On the night before Christmas, many Italian American families in New Jersey and across the United States celebrate a traditional meal known as the Feast of the Seven Fishes. But because of another, more unfortunate New Jersey tradition, the Department of Environmental Protection's warnings about mercury and other toxins in local seafood, we have to be careful about what we serve. Many types of fish and shellfish from waters around the state are labeled unsafe to eat.
However, there may come a time when we no longer have to worry about toxic levels of mercury in the fish we eat. This week, the Obama administration is expected to announce new safeguards designed to dramatically reduce mercury pollution in our air and water.
First proposed by President George H.W. Bush, these mercury standards are 20 years in the making. They will protect more Americans, particularly women of childbearing age and babies, from the birth defects, neurological disorders, and developmental delays that result from mercury poisoning.
According to the Environmental Protection Agency, unsafe mercury levels afflict as many as one in six women. And the country's chief emitters of mercury are old, coal-fired power plants, which spew a poisonous stew of pollutants into our air and water every day.

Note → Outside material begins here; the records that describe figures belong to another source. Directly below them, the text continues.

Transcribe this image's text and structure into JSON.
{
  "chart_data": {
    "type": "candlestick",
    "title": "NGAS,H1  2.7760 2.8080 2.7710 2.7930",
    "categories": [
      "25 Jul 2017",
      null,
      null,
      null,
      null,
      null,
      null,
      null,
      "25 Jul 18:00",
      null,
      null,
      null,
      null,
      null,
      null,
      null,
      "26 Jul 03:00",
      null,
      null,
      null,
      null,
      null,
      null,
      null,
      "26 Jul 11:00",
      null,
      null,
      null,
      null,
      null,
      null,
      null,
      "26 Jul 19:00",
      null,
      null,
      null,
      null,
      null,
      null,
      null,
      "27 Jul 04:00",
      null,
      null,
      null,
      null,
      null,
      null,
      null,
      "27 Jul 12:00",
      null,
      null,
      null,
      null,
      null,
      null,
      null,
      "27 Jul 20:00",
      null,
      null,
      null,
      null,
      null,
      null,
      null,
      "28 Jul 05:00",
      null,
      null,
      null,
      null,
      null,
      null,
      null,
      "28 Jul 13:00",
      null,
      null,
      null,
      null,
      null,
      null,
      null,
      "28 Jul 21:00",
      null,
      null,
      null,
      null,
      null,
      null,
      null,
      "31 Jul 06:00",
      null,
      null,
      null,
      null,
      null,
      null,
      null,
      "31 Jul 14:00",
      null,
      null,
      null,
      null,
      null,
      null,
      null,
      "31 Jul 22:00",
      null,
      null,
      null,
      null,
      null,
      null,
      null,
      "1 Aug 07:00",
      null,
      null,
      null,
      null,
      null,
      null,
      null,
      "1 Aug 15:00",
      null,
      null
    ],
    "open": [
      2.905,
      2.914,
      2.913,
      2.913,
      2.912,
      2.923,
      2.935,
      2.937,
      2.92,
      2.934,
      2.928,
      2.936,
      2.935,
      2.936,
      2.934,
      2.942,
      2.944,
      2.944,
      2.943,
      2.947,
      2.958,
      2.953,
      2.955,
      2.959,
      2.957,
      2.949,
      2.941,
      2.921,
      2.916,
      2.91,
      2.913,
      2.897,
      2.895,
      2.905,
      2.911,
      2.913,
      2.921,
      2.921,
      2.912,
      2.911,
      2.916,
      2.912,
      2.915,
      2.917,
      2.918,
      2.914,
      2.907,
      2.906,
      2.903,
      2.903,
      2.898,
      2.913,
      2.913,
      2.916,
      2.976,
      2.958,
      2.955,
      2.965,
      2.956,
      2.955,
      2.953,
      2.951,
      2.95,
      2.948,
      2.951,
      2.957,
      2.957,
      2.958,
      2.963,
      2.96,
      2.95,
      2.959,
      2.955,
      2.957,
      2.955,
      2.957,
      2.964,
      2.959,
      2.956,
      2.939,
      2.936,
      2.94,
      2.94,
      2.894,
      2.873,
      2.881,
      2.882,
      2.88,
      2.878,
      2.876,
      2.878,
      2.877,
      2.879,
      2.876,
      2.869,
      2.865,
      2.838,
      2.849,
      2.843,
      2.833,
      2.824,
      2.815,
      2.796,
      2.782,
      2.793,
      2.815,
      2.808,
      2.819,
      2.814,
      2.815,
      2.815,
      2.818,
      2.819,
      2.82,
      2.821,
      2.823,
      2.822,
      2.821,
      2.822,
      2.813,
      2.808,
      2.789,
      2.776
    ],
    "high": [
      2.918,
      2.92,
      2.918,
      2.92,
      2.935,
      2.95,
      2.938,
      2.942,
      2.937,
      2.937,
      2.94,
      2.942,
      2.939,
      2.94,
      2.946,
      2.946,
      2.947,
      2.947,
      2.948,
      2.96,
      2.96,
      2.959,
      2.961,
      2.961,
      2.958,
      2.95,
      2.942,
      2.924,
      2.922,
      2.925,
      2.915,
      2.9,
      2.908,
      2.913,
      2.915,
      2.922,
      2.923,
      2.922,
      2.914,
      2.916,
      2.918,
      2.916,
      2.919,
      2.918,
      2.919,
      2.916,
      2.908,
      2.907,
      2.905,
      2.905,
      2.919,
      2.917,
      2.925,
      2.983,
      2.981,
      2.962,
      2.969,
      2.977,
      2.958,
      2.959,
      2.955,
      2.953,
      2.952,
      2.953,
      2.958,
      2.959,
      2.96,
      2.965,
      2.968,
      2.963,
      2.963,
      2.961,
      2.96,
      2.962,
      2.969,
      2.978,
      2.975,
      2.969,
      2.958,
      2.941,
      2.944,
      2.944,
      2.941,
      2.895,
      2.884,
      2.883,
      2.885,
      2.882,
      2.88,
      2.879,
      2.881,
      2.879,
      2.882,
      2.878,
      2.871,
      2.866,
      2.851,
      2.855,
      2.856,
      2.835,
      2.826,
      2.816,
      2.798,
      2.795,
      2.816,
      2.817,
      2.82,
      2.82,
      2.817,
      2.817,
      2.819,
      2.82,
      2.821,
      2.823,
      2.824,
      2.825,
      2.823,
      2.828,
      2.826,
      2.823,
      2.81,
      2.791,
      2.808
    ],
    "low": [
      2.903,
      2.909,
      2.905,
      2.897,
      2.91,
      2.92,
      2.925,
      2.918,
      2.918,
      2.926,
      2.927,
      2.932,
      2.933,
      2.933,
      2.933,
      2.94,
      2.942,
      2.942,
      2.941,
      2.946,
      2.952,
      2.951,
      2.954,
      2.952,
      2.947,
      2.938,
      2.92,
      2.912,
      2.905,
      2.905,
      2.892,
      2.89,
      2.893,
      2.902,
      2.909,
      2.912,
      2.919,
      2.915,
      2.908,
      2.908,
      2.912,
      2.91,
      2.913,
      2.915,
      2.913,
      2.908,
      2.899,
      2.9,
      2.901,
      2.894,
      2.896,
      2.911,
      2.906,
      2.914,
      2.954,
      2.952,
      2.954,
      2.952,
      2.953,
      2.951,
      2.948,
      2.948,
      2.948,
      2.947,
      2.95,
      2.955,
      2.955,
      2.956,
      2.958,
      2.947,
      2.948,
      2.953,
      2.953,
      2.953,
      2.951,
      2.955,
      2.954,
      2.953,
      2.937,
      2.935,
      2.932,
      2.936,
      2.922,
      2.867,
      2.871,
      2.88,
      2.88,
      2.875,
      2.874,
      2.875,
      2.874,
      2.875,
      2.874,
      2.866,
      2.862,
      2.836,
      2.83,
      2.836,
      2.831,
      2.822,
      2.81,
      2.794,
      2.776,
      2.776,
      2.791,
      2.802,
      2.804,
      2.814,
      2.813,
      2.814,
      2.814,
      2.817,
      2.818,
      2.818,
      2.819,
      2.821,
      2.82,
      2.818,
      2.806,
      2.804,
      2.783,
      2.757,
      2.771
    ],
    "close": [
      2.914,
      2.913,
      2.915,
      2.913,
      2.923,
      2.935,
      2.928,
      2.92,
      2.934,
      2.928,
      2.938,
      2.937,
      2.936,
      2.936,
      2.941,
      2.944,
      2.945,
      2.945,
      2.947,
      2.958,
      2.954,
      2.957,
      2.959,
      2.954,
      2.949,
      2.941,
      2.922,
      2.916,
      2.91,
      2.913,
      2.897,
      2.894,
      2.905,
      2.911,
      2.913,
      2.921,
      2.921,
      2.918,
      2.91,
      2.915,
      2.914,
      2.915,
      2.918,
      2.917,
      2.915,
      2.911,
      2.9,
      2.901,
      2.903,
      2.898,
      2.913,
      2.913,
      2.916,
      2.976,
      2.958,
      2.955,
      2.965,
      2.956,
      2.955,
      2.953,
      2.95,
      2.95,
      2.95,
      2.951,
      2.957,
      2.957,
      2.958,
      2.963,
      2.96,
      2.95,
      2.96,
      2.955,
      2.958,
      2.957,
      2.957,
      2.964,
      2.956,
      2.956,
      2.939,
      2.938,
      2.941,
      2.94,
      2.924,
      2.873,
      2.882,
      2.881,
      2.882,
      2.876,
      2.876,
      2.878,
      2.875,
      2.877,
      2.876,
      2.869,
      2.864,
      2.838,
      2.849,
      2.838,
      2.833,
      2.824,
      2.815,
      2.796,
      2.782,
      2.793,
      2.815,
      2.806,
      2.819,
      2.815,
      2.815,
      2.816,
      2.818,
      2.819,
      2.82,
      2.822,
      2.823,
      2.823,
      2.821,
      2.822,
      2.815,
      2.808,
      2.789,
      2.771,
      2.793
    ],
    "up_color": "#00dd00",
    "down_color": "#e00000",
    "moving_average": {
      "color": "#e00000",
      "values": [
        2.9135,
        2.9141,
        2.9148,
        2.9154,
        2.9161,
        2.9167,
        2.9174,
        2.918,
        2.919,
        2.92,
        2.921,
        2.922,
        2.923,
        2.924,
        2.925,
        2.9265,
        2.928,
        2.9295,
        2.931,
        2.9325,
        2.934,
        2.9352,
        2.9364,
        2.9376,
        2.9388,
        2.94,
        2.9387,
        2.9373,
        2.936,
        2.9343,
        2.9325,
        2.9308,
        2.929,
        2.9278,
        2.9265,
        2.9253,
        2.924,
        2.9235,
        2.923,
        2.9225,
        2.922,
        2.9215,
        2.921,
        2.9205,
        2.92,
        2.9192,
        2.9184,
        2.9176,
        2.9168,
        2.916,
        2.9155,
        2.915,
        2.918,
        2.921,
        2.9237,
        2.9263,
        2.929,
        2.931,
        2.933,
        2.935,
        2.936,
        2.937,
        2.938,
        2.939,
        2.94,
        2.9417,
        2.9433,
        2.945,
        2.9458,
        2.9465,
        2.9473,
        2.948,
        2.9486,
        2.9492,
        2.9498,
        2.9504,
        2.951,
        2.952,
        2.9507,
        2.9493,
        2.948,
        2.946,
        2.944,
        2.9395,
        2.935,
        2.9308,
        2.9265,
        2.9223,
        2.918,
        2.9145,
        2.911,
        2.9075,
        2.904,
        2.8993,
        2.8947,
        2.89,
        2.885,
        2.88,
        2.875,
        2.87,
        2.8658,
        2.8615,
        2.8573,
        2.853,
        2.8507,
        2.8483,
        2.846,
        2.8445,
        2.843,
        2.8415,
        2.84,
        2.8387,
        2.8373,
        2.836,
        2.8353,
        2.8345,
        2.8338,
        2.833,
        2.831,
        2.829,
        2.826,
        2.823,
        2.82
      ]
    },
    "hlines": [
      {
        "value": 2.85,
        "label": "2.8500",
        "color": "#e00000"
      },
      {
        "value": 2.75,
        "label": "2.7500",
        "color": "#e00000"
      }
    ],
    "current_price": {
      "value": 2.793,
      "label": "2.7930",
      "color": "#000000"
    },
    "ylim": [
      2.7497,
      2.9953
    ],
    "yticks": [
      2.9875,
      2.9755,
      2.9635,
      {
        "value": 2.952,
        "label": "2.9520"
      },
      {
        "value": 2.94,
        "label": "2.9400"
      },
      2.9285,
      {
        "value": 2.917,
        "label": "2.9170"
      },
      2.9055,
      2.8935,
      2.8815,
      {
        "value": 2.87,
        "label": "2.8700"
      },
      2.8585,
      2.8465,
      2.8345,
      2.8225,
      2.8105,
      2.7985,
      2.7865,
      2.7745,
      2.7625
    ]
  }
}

Power plants have had many years to prepare for the EPA's new mercury standards. In fact, many have already updated their facilities to comply with the regulations and are urging the Obama administration to implement them on schedule. "It's entirely possible to comply with these rules and remain a profitable company," said an executive at Constellation Energy Group, which in 2008 cleaned up one of the nation's dirtiest coal-fired plants.
Nevertheless, you will hear polluters and their allies trying to scare us into believing that stronger mercury protections will somehow harm the economy. This is simply not true. The EPA estimates that the new safeguards will generate more than $100 billion in environmental benefits - far more than the estimated costs of compliance. What's more, the agency estimates that plant upgrades will create 31,000 construction jobs and 9,000 utility jobs.
New Jersey has strong mercury regulations in place, but, as the fish advisories make painfully clear, state-level protections aren't good enough. Neighboring Pennsylvania ranks third among the states in mercury emissions from power plants, according to a report by Environment America, accounting for almost 4,000 pounds in 2010. Much of that mercury ends up in New Jersey's lakes and rivers. Without federal protections, all the effort New Jersey's elected officials and businesses have put into cleaning up the state will be in vain.
Whether or not we celebrate the Feast of the Seven Fishes, we all want our food to be safe to eat. I'm glad there might be a Christmas when Italian Americans can enjoy a worry-free feast. And I'm glad we are moving to protect all New Jerseyans, especially our children, from the dangers of mercury pollution.